Experts from the World Health Organization (WHO) have developed the labels for variants, which are often colloquially named after the places where they were first discovered.
Many variants of Sars-CoV-2 – the virus that causes Covid-19 – have been identified around the world.
This includes B.1.1.7, which is known in the UK as the Kent variant and worldwide as the UK variant – but is now referred to as Alpha by the WHO.
Variant B.1.617.2, often known as the Indian variant, was called Delta, while B.1.351, often called the South African variant, was called Beta.
Tory Minister Paul Scully said the UK government is likely to start using the newly recommended names.
He told LBC, “The thing about the names is that they were first identified there, but that doesn’t mean they are from that area.
“And I think it doesn’t matter, honestly, but I think we’re going to call it Alpha, which is the Kent variant, and Delta, as you say, which is the variation that started in India.”
When asked if the government would officially change its naming policy, he replied, “It’s not my choice, but I suspect it will.”
WHO said, “While they have their advantages, these scientific names can be difficult to say and remember, and are prone to misreporting.
“As a result, people often resort to naming variants after the places where they are discovered, which is stigmatizing and discriminatory.

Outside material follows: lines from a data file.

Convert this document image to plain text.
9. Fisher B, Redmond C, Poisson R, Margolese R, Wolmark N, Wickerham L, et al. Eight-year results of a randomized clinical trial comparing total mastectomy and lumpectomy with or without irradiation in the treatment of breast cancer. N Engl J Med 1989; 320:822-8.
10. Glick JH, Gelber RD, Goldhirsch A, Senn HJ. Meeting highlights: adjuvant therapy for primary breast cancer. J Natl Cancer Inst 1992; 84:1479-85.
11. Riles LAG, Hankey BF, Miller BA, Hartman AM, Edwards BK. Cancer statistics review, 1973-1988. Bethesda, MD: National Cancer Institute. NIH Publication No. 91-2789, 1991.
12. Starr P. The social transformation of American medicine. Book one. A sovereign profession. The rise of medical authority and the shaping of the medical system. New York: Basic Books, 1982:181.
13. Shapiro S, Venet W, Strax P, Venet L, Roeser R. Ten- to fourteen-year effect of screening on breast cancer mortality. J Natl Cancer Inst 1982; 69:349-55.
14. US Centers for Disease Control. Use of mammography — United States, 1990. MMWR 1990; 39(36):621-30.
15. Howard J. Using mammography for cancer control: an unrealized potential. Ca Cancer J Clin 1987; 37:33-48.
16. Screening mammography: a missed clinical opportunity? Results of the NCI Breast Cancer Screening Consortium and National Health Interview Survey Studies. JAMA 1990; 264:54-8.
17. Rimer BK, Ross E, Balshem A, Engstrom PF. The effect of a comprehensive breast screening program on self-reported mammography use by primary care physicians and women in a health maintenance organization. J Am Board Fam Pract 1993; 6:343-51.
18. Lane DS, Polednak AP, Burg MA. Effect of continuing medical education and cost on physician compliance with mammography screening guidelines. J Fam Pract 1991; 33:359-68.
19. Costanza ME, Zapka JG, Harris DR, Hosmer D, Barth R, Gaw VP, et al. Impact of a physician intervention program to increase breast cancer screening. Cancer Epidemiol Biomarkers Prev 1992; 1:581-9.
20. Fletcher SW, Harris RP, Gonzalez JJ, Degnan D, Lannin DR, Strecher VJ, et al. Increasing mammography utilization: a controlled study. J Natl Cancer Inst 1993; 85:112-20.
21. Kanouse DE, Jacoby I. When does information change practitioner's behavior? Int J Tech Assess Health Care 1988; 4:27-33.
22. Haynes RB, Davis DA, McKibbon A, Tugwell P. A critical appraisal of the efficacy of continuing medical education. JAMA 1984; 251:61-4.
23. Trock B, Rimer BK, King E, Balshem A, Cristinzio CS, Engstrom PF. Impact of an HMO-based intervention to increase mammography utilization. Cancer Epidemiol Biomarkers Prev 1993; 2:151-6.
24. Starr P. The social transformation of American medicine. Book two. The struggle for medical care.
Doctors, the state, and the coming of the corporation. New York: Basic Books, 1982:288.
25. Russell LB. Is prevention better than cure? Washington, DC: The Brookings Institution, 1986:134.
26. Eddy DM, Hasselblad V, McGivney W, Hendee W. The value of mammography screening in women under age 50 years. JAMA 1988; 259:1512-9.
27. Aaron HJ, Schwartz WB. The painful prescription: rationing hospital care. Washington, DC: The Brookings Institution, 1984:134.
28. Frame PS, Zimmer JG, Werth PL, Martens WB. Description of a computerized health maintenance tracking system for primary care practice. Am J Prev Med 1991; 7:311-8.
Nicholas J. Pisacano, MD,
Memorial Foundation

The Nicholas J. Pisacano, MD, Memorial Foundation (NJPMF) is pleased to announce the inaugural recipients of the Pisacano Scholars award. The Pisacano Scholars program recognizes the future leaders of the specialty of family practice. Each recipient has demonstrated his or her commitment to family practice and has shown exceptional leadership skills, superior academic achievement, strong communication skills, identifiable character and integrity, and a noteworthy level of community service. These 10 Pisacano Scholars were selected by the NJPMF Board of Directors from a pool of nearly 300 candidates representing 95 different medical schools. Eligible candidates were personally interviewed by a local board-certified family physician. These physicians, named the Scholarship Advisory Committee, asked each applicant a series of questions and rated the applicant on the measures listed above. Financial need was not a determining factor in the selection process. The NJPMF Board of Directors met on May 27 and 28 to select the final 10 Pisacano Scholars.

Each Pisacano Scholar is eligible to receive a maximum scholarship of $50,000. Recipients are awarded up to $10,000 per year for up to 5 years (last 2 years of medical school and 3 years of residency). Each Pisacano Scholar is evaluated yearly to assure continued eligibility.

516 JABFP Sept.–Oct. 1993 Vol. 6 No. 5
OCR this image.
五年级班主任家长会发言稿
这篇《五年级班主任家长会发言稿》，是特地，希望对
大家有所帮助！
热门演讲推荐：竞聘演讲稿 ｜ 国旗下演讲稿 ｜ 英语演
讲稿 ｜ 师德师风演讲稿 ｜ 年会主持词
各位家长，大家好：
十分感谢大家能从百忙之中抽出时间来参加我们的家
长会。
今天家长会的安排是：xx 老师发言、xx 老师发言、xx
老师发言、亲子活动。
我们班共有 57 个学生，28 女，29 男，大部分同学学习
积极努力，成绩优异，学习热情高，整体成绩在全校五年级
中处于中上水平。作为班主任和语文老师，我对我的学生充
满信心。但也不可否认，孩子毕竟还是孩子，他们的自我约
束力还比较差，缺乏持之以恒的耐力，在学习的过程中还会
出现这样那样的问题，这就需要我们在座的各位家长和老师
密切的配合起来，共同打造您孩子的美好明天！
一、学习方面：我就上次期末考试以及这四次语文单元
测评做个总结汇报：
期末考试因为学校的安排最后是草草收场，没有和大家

“To avoid this and to facilitate public communication, WHO is encouraging national authorities, the media and others to adopt these new labels.”
Health officials hope the new names, which are easy to say and remember, will help public debate, Sky News reports.
The Brazilian P.1 variant will now become Gamma under the new naming system.
WHO said these labels were selected after extensive consultation and a review of many naming systems.
The labels do not replace existing scientific names that convey important scientific information and continue to be used in research.